Tras el estallido de la crisis financiera mundial en 2007-2008, los malos vicios del mercado financiero en general y de las entidades financieras españolas en particular se hicieron patentes para el gran público. Defectos que pagamos entre todos, con una factura visible de 65.000 millones de euros imputables directamente a las cajas de ahorro y bastantes más si sumamos partidas directas e indirectas como los créditos fiscales diferidos, avales o esquemas de protección de activos.

Tras el desastre financiero que arruinó la reputación y la existencia de la inmensa mayoría de cajas de ahorro, las bondades de la banca privada tampoco se dejaron ver, mostrando su peor cara con la gestión de los desahucios, la oferta pública de acciones de bancos insanos, las hipotecas con cláusulas suelo o las multidivisas, entre otros problemas que han inundado y saturado el poder judicial.

Por mucho que haya entidades financieras que defiendan su buen hacer, los tribunales de forma casi unánime dan la razón a los clientes. En lugar de seguir pleiteando, podrían haber elegido tomar una salida mucho más honrosa, como los acuerdos extrajudiciales o incluso la mediación. Más honrosa y menos gravosa para el contribuyente (que paga los gastos de la judicatura implicada), para sus clientes e incluso para los bancos afectados, que se ahorrarían las costas.

Hemos salido de la crisis y nos aventuramos ya a la próxima, al menos si nos creemos las predicciones de algunas instituciones como la Reserva Federal de Nueva York, que alerta de un 33% de probabilidades de una nueva crisis en EE.UU para el año que viene, y no parece que los bancos hayan cambiado su actitud.
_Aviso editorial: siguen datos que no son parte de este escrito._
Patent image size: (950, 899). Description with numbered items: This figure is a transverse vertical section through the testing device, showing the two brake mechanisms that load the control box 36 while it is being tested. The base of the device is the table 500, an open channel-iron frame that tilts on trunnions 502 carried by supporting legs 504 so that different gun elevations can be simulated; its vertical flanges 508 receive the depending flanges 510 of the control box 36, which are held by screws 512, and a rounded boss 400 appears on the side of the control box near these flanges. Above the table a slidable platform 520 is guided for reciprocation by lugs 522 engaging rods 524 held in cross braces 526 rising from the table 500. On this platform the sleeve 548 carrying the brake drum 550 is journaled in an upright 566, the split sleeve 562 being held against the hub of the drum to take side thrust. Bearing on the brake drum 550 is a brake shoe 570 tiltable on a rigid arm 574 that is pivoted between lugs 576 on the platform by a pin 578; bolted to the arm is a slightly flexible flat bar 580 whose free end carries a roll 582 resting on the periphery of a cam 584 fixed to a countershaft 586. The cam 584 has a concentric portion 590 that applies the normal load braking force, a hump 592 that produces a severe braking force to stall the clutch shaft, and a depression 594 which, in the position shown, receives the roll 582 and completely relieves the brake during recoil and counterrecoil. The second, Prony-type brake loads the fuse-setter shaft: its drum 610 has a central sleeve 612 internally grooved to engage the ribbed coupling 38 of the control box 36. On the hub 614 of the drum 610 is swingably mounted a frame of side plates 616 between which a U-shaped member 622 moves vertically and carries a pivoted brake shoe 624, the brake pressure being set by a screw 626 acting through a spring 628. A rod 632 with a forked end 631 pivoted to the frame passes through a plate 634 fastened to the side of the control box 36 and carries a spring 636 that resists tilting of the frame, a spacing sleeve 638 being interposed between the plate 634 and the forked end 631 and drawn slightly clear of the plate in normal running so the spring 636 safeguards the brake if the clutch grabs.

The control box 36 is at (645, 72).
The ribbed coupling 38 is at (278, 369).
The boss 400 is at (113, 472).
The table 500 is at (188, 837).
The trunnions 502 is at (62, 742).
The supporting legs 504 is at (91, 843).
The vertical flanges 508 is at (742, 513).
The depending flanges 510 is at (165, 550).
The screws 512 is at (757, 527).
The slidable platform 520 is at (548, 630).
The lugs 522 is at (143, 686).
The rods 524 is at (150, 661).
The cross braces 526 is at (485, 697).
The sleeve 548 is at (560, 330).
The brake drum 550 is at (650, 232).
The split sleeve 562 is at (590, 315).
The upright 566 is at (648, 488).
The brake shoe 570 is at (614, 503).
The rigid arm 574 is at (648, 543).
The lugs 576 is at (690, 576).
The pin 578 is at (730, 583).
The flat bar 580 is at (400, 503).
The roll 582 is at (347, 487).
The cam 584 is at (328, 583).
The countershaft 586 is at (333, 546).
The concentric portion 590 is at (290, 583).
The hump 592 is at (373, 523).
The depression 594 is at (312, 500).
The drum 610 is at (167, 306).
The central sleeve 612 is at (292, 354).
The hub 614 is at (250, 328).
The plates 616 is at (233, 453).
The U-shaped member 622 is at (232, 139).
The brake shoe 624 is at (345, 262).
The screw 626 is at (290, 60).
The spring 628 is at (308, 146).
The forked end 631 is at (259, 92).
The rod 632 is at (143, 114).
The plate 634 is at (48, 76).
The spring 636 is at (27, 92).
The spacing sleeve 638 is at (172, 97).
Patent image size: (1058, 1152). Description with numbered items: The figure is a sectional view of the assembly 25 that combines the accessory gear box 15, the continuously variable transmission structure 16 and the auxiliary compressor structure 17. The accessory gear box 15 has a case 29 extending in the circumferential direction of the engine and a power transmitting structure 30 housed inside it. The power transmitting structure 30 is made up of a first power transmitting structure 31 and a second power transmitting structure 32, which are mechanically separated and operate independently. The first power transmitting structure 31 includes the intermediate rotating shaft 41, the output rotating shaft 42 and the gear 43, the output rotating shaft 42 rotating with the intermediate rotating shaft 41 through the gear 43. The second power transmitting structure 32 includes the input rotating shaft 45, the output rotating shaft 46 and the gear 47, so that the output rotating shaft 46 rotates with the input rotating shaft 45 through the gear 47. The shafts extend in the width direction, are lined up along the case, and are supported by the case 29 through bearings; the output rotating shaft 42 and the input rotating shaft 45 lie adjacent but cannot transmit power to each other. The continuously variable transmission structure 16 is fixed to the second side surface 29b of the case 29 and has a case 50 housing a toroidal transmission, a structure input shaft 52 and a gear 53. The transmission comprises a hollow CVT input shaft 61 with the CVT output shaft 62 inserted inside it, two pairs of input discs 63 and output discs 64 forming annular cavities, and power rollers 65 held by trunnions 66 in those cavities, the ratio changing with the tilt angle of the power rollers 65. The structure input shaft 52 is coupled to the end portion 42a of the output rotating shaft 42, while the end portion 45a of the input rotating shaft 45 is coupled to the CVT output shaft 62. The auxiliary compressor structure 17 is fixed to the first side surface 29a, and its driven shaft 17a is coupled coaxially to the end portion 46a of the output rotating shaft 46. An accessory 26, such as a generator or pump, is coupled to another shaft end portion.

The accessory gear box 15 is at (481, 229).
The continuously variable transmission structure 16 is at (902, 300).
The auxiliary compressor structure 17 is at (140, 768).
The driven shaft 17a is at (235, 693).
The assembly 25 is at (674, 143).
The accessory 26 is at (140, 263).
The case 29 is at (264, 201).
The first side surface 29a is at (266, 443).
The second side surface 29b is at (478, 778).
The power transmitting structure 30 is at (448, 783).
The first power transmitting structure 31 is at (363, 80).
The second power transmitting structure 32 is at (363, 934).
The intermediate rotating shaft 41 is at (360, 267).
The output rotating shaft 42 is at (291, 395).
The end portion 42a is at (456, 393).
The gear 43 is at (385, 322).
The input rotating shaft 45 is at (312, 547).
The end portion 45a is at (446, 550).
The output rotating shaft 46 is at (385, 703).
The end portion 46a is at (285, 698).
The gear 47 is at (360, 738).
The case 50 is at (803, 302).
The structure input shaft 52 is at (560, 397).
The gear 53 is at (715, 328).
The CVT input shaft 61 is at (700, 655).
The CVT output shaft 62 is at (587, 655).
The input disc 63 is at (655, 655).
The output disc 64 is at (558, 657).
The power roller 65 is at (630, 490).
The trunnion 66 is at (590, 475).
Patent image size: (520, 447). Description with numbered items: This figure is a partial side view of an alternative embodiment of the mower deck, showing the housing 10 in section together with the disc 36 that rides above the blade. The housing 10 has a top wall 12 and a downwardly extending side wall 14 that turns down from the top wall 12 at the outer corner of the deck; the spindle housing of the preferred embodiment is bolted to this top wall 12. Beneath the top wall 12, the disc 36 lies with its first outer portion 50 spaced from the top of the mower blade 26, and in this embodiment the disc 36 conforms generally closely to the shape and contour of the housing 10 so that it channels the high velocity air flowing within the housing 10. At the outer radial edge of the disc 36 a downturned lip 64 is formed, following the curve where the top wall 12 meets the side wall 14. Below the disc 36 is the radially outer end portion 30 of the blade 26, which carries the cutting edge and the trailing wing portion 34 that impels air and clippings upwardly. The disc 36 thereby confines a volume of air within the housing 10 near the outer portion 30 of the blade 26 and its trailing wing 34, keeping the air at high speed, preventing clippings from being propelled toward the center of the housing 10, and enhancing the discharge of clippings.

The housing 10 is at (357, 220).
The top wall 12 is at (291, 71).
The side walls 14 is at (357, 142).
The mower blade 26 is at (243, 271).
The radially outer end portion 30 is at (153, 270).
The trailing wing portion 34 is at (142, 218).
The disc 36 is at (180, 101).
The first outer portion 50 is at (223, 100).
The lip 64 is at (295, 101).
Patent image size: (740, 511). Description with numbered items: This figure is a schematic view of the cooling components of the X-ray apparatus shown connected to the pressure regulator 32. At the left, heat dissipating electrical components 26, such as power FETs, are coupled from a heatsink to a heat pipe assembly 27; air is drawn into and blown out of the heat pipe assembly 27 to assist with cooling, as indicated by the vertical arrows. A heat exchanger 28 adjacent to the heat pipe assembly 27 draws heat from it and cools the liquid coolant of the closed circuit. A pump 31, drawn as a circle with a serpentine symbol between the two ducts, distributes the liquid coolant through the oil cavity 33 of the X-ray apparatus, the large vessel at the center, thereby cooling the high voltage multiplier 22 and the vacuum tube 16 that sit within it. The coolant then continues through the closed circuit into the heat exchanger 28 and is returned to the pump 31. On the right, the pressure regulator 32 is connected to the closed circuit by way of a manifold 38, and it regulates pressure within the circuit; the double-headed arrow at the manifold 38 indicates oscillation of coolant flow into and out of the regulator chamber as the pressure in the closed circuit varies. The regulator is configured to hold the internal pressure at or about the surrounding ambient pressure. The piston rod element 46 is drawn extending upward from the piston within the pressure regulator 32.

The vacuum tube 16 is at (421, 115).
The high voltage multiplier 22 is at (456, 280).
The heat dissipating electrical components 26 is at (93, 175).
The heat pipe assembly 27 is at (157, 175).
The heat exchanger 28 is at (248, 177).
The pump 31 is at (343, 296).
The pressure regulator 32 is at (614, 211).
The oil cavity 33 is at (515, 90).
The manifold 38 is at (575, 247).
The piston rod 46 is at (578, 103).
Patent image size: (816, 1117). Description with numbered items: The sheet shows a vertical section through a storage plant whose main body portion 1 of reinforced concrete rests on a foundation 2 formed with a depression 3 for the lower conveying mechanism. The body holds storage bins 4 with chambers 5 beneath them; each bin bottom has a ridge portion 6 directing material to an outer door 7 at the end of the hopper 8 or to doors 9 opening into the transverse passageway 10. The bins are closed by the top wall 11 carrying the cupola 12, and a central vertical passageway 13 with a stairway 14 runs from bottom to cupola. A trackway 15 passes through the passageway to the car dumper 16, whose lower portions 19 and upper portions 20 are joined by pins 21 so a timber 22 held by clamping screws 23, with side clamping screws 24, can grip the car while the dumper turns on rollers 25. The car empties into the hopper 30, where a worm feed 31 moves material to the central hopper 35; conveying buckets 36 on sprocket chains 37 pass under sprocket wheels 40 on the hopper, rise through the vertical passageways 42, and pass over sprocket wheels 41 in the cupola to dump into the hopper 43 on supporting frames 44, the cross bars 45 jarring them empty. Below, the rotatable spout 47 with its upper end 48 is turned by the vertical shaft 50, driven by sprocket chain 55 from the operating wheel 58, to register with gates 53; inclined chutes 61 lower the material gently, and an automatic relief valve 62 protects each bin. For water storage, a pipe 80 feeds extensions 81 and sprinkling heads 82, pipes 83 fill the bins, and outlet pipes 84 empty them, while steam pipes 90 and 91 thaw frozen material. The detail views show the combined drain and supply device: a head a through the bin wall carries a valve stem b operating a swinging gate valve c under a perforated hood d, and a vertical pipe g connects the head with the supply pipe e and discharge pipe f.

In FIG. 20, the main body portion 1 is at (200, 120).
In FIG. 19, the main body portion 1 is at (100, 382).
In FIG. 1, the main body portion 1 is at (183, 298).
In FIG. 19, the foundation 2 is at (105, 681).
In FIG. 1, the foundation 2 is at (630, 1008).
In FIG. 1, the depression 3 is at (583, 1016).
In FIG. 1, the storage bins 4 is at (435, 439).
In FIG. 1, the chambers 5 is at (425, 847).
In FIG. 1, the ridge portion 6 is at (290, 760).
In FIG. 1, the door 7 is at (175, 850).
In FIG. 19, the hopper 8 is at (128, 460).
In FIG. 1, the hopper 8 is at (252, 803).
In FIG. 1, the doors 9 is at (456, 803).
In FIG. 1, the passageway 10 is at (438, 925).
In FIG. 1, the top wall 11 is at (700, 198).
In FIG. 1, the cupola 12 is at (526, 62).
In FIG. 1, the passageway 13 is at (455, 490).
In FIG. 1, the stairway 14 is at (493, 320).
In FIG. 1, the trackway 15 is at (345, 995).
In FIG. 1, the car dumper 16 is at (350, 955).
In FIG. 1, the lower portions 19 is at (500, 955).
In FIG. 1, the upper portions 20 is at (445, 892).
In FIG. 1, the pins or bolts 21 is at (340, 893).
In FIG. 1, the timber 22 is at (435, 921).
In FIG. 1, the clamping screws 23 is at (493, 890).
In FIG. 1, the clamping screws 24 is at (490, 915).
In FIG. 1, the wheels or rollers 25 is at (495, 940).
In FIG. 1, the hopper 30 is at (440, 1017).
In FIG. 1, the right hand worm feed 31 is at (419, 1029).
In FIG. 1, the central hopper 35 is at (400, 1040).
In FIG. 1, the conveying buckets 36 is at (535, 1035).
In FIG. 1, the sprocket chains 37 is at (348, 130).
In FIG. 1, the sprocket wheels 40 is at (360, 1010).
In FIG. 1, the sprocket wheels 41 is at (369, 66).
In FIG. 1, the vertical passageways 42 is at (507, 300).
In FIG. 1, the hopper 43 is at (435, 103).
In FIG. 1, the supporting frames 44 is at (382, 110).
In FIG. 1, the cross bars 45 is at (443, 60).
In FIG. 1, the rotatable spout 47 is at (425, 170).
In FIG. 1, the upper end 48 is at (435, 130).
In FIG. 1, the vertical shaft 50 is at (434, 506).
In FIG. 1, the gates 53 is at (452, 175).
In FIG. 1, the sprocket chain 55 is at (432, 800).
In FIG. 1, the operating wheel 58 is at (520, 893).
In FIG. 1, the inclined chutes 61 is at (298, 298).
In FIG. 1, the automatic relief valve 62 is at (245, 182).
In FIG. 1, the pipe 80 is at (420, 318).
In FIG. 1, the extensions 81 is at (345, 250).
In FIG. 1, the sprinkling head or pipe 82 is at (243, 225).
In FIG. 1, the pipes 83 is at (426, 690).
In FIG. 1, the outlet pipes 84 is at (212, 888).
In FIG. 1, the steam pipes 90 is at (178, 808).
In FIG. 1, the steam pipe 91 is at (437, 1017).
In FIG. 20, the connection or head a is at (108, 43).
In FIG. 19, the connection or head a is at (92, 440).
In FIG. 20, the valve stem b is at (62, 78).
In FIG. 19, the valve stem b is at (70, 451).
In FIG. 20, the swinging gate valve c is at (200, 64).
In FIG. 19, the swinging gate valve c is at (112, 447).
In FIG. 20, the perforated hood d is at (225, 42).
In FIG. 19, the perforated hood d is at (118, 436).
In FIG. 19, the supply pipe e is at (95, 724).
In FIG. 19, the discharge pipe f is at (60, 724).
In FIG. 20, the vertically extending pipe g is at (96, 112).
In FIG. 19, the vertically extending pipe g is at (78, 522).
En septiembre conoceremos la opinión del abogado general del Tribunal de Justicia de la Unión Europea sobre las hipotecas con IRPH y la estrategia de los bancos parece que volverá a pasar por judicializar la cuestión, no por llegar a acuerdos dignos. Y ni hablar de la implicación en casos de espionaje o blanqueo de capitales que en los últimos tiempos están saliendo a la luz.

La responsabilidad individual de cada consumidor, autónomo o profesional no desaparece por el mal funcionamiento de los proveedores financieros. Dejar atrás la pereza de leer los contratos más relevantes, adquirir los conocimientos financieros básicos para entenderlos y buscar el asesoramiento independiente cuando es preciso son premisas que seguir antes de obligarnos a nada. Sin embargo, si no hay un ambiente de confianza mutua, ni el médico de nuestro dinero puede diagnosticar correctamente la dolencia ni el paciente aceptará tratamiento alguno, por indicado que este sea.

La confianza es la base del correcto funcionamiento de nuestro sistema democrático, de nuestra economía de mercado y, sin duda alguna, de nuestra relación con las finanzas personales. Sin confianza, las mejores prácticas bancarias no se aprecian, los clientes pasan a ser números, el legislativo crea leyes que nacen muertas, los supervisores no son escuchados y los jueces condenan a discreción. Sin confianza, los peores mandan y los virtuosos pagan. Tenemos derecho a un mercado bancario moderno y confiable. Y para ello me temo que no queda otra que disciplinar al mercado: que los buenos ganen cuota de mercado y los viles se muden a tierras lejanas.